Административный центр южных земель — крепость Высокая Гвардия — находился на склоне Крепкого Камня и представлял собой небольшой городишко с пыльными улочками и высокими каменными стенами, через которые перевешивались зеленые ветки, отяжеленные спелыми плодами инжира, или растрепанные макушки никому не нужных пальм. В тенистых садах прятались маленькие дома, побеленные известью, с дверями из темного дерева и с узкими, словно бойницы, окнами. Конусообразная форма крыш защищала летом от жары и не давала скапливаться воде во время бурных осенних ливней. Отряд вошел в город, не встретив никого, кроме угрюмого воина, указавшего им на старую овчарню, предназначенную для их размещения.
— Эй, Медведь, — заметил Лизентрайль, — не то чтоб мы изнеженные принцессы с чувствительными носиками, но здесь воняет хуже, чем в сточной канаве — а уж к ней-то нам не привыкать. Здесь же вообще невозможно дышать. Воздуха не хватает. Да и во весь рост не встать — что нам, на карачках ползать, как собакам?
— А ты сиди, — примирительно ответил Сиуил, — так и устанешь меньше.
Стараясь как можно реже бывать в овчарне, солдаты все свое время проводили на центральной площади, сидя в пыли на корточках возле стены. Посреди площади располагался старый колодец, а прямо перед ними — здание Управления, самое высокое в южных землях, двухэтажное, украшенное по периметру колоннами, поддерживавшими кривые арки. В верхнем этаже жил губернатор — выходец из Далигара, высоченный и на редкость худой, можно сказать, кожа да кости (и это непонятно почему — уж у него-то кур было вдоволь).
— У него желчь в крови, — предположил Тракрайл, признанный знаток врачевания. — У него, наверное, были глисты, и их не вылечили.
— У него желчь в душе, — предположил Лизентрайль, признанный знаток жизни. — Он родился кретином, и его мать слишком редко его лупила. Не то что моя — ей в этом равных не было.
Губернатор был странной, непонятной личностью: он постоянно хмурился, казалось, какое-то несчастье горбит его спину и кривит уголки рта под острым, словно куриный клюв, носом.

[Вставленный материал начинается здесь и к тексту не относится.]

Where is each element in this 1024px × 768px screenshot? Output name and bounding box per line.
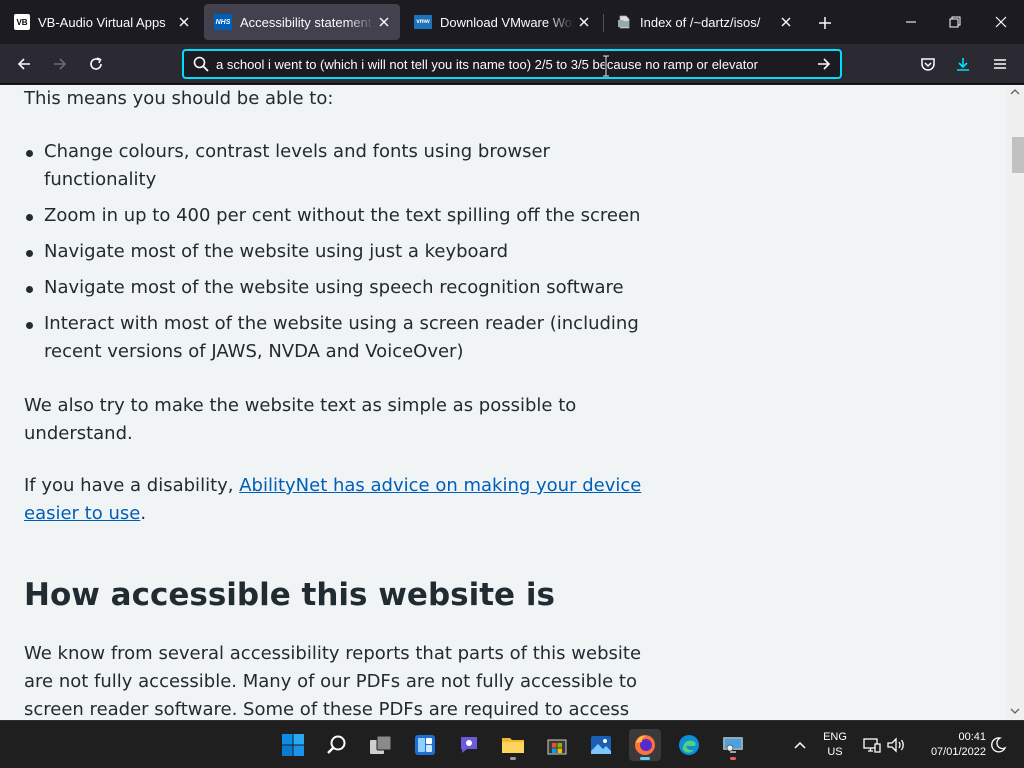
tab-strip: VB VB-Audio Virtual Apps NHS Accessibili… — [0, 0, 1024, 44]
close-icon[interactable] — [574, 12, 594, 32]
tab-title: Index of /~dartz/isos/ — [640, 14, 761, 30]
close-window-button[interactable] — [986, 8, 1016, 36]
vmware-icon: vmw — [414, 15, 432, 29]
arrow-right-icon — [54, 58, 67, 70]
search-icon — [193, 56, 209, 72]
download-icon — [957, 58, 969, 71]
disability-paragraph: If you have a disability, AbilityNet has… — [24, 472, 644, 528]
file-explorer-button[interactable] — [497, 729, 529, 761]
list-item: Change colours, contrast levels and font… — [24, 138, 644, 194]
disability-suffix: . — [140, 503, 147, 524]
focus-assist-moon-icon[interactable] — [988, 735, 1008, 755]
disability-prefix: If you have a disability, — [24, 475, 240, 496]
system-clock[interactable]: 00:41 07/01/2022 — [912, 730, 986, 760]
simple-text-paragraph: We also try to make the website text as … — [24, 395, 577, 444]
chat-button[interactable] — [453, 729, 485, 761]
clock-time: 00:41 — [958, 731, 986, 743]
known-issues-paragraph: We know from several accessibility repor… — [24, 643, 642, 720]
photos-icon — [591, 736, 611, 754]
vertical-scrollbar[interactable] — [1006, 85, 1024, 720]
file-explorer-icon — [502, 738, 524, 753]
firefox-button[interactable] — [629, 729, 661, 761]
list-item: Zoom in up to 400 per cent without the t… — [24, 202, 644, 230]
tab-title: Download VMware Workstation — [440, 14, 574, 30]
intro-text: This means you should be able to: — [24, 88, 334, 109]
search-button[interactable] — [321, 729, 353, 761]
arrow-right-icon — [818, 58, 831, 70]
network-icon[interactable] — [862, 735, 882, 755]
section-heading: How accessible this website is — [24, 577, 555, 613]
pocket-icon — [921, 58, 935, 71]
chevron-up-icon[interactable] — [790, 735, 810, 755]
forward-button[interactable] — [47, 52, 73, 76]
tab-title: VB-Audio Virtual Apps — [38, 14, 166, 30]
capability-list: Change colours, contrast levels and font… — [24, 138, 644, 374]
url-bar[interactable]: a school i went to (which i will not tel… — [182, 49, 842, 79]
scroll-down-arrow-icon[interactable] — [1010, 708, 1020, 714]
arrow-left-icon — [17, 58, 30, 70]
remote-desktop-icon — [723, 737, 743, 753]
tab-vmware-download[interactable]: vmw Download VMware Workstation — [404, 4, 600, 40]
tab-vb-audio[interactable]: VB VB-Audio Virtual Apps — [4, 4, 200, 40]
restore-button[interactable] — [940, 8, 970, 36]
clock-date: 07/01/2022 — [930, 746, 986, 758]
close-icon[interactable] — [776, 12, 796, 32]
start-button[interactable] — [277, 729, 309, 761]
store-icon — [547, 739, 567, 755]
tab-index-of-isos[interactable]: Index of /~dartz/isos/ — [606, 4, 802, 40]
running-indicator — [730, 757, 736, 760]
input-language-indicator[interactable]: ENG US — [818, 730, 852, 760]
tab-separator — [603, 14, 604, 32]
downloads-button[interactable] — [950, 52, 976, 76]
close-icon[interactable] — [374, 12, 394, 32]
minimize-icon — [906, 21, 916, 23]
new-tab-button[interactable] — [814, 12, 836, 34]
scrollbar-thumb[interactable] — [1012, 137, 1024, 173]
pocket-button[interactable] — [915, 52, 941, 76]
reload-button[interactable] — [83, 52, 109, 76]
list-item: Interact with most of the website using … — [24, 310, 644, 366]
close-icon — [995, 16, 1007, 28]
scroll-up-arrow-icon[interactable] — [1010, 89, 1020, 95]
chat-icon — [461, 737, 477, 753]
task-view-icon — [370, 735, 392, 754]
photos-button[interactable] — [585, 729, 617, 761]
windows-taskbar: ENG US 00:41 07/01/2022 — [0, 720, 1024, 768]
back-button[interactable] — [11, 52, 37, 76]
list-item: Navigate most of the website using just … — [24, 238, 644, 266]
reload-icon — [90, 57, 102, 70]
keyboard-layout: US — [827, 746, 843, 758]
language-code: ENG — [823, 731, 847, 743]
running-indicator — [510, 757, 516, 760]
edge-icon — [679, 735, 699, 755]
tab-title: Accessibility statement - NHS — [240, 14, 374, 30]
navigation-toolbar: a school i went to (which i will not tel… — [0, 44, 1024, 84]
edge-button[interactable] — [673, 729, 705, 761]
active-indicator — [640, 757, 650, 760]
list-item: Navigate most of the website using speec… — [24, 274, 644, 302]
store-button[interactable] — [541, 729, 573, 761]
url-input[interactable]: a school i went to (which i will not tel… — [216, 57, 812, 72]
remote-desktop-button[interactable] — [717, 729, 749, 761]
nhs-icon: NHS — [214, 14, 232, 30]
go-button[interactable] — [812, 52, 836, 76]
widgets-button[interactable] — [409, 729, 441, 761]
minimize-button[interactable] — [896, 8, 926, 36]
widgets-icon — [415, 735, 435, 755]
hamburger-menu-icon — [994, 59, 1006, 69]
search-icon — [327, 735, 346, 754]
firefox-icon — [635, 735, 655, 755]
close-icon[interactable] — [174, 12, 194, 32]
task-view-button[interactable] — [365, 729, 397, 761]
page-viewport: This means you should be able to: Change… — [0, 85, 1024, 720]
start-icon — [282, 734, 304, 756]
vb-audio-icon: VB — [14, 14, 30, 30]
menu-button[interactable] — [987, 52, 1013, 76]
volume-icon[interactable] — [886, 735, 906, 755]
text-cursor-icon — [603, 55, 609, 77]
tab-accessibility-statement[interactable]: NHS Accessibility statement - NHS — [204, 4, 400, 40]
folder-file-icon — [616, 14, 632, 30]
restore-icon — [949, 16, 961, 28]
plus-icon — [819, 17, 831, 29]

В нижнем этаже Управления размещался смехотворно крошечный отряд воинов в составе трех кавалеристов и четырех пехотинцев, там же были конюшня и зал судебных заседаний с прилагавшимися к нему палачом, виселицей, кандалами и скромной коллекцией щипцов и жаровен, достаточной, однако, для сельского гарнизона. Вокруг здания раскинулся роскошный розарий и ярко-зеленый, почти изумрудный газон, который резко выделялся на фоне остальной, поблекшей и запыленной, растительности. Газон поливали водой из колодца каждый день, без исключений, даже летом, когда солнце стояло в зените и воды оставалось так мало, что женщины не могли наполнить свои кувшины.
Осенние ливни наконец-то снова наполнили колодец, и в зарослях тростника и олеандра вновь зажурчала вода. Зелень окрестных лугов сравнялась с зеленью губернаторского газона, который перестал бросаться в глаза своим изумрудным оттенком, и, возможно, именно из-за этого худое лицо губернатора с его куриным клювом вытянулось и помрачнело еще больше.

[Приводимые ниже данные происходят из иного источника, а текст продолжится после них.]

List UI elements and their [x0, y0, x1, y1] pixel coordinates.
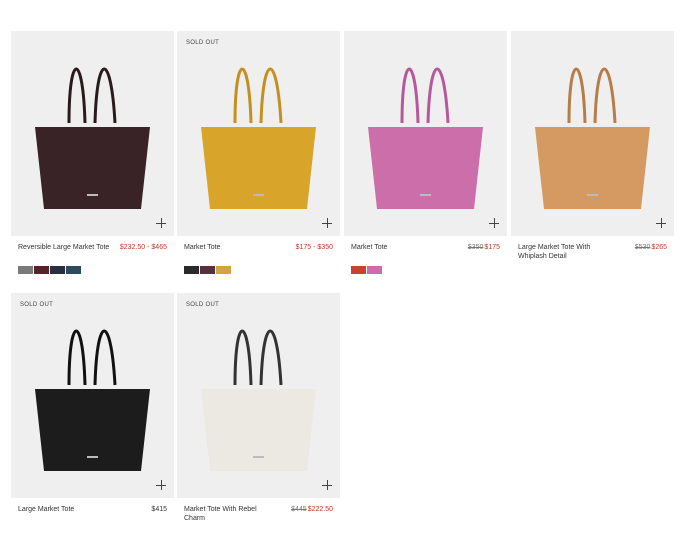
sold-out-badge: SOLD OUT: [186, 40, 220, 46]
color-swatch[interactable]: [66, 266, 81, 274]
original-price: $350: [467, 244, 484, 251]
tote-bag-illustration: [201, 329, 316, 471]
product-image[interactable]: SOLD OUT: [11, 293, 174, 498]
color-swatches: [11, 266, 174, 274]
product-card[interactable]: SOLD OUT Market Tote $175 - $350: [177, 31, 340, 274]
current-price: $175 - $350: [295, 244, 333, 251]
color-swatches: [344, 266, 507, 274]
product-price: $175 - $350: [296, 243, 333, 252]
color-swatch[interactable]: [184, 266, 199, 274]
color-swatch[interactable]: [34, 266, 49, 274]
color-swatch[interactable]: [351, 266, 366, 274]
product-card[interactable]: Market Tote $350$175: [344, 31, 507, 274]
color-swatch[interactable]: [200, 266, 215, 274]
product-price: $415: [151, 505, 167, 514]
product-info: Market Tote With Rebel Charm $445$222.50: [177, 505, 340, 523]
sold-out-badge: SOLD OUT: [20, 302, 54, 308]
current-price: $232.50 - $465: [119, 244, 167, 251]
product-image[interactable]: [511, 31, 674, 236]
product-info: Market Tote $350$175: [344, 243, 507, 252]
tote-bag-illustration: [535, 67, 650, 209]
product-name[interactable]: Large Market Tote: [18, 505, 74, 514]
original-price: $530: [634, 244, 651, 251]
sold-out-badge: SOLD OUT: [186, 302, 220, 308]
product-card[interactable]: SOLD OUT Market Tote With Rebel Charm $445…: [177, 293, 340, 523]
product-info: Market Tote $175 - $350: [177, 243, 340, 252]
current-price: $415: [151, 506, 167, 513]
product-name[interactable]: Market Tote With Rebel Charm: [184, 505, 276, 523]
product-info: Reversible Large Market Tote $232.50 - $4…: [11, 243, 174, 252]
current-price: $265: [651, 244, 667, 251]
product-image[interactable]: [344, 31, 507, 236]
tote-bag-illustration: [35, 329, 150, 471]
product-card[interactable]: SOLD OUT Large Market Tote $415: [11, 293, 174, 514]
color-swatch[interactable]: [18, 266, 33, 274]
product-name[interactable]: Market Tote: [184, 243, 220, 252]
tote-bag-illustration: [201, 67, 316, 209]
color-swatch[interactable]: [367, 266, 382, 274]
plus-icon[interactable]: [156, 218, 166, 228]
product-name[interactable]: Reversible Large Market Tote: [18, 243, 109, 252]
tote-bag-illustration: [35, 67, 150, 209]
plus-icon[interactable]: [489, 218, 499, 228]
current-price: $175: [484, 244, 500, 251]
product-price: $530$265: [635, 243, 667, 252]
product-info: Large Market Tote With Whiplash Detail $5…: [511, 243, 674, 261]
plus-icon[interactable]: [322, 218, 332, 228]
product-name[interactable]: Large Market Tote With Whiplash Detail: [518, 243, 610, 261]
plus-icon[interactable]: [322, 480, 332, 490]
current-price: $222.50: [307, 506, 333, 513]
product-price: $350$175: [468, 243, 500, 252]
plus-icon[interactable]: [656, 218, 666, 228]
plus-icon[interactable]: [156, 480, 166, 490]
original-price: $445: [291, 506, 307, 513]
product-card[interactable]: Reversible Large Market Tote $232.50 - $4…: [11, 31, 174, 274]
product-price: $445$222.50: [291, 505, 333, 514]
product-image[interactable]: SOLD OUT: [177, 31, 340, 236]
product-card[interactable]: Large Market Tote With Whiplash Detail $5…: [511, 31, 674, 261]
color-swatch[interactable]: [50, 266, 65, 274]
product-image[interactable]: SOLD OUT: [177, 293, 340, 498]
product-price: $232.50 - $465: [120, 243, 167, 252]
tote-bag-illustration: [368, 67, 483, 209]
product-name[interactable]: Market Tote: [351, 243, 387, 252]
color-swatch[interactable]: [216, 266, 231, 274]
color-swatches: [177, 266, 340, 274]
product-image[interactable]: [11, 31, 174, 236]
product-info: Large Market Tote $415: [11, 505, 174, 514]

Осень выдалась длинная и грязная. Наемники торчали на площади, с горечью вспоминая то время, когда они сражались с бандитами, и мечтая, чтобы их отправили против орков — все лучше, чем так непристойно бездействовать, чем убивать никому не нужное время, сидя в пыли, превращавшейся под осенним дождем в грязь.
Однажды, когда тусклое небо мерцало молочным светом, какой-то высокий старик, закутанный в темный плащ, приблизился к ним своей прыгающей походкой.
— Эй, Медведь, вот еще один, кто побывал в руках палача, — пробормотал Лизентрайль прерывающимся голосом, как всегда, когда речь заходила о пытках.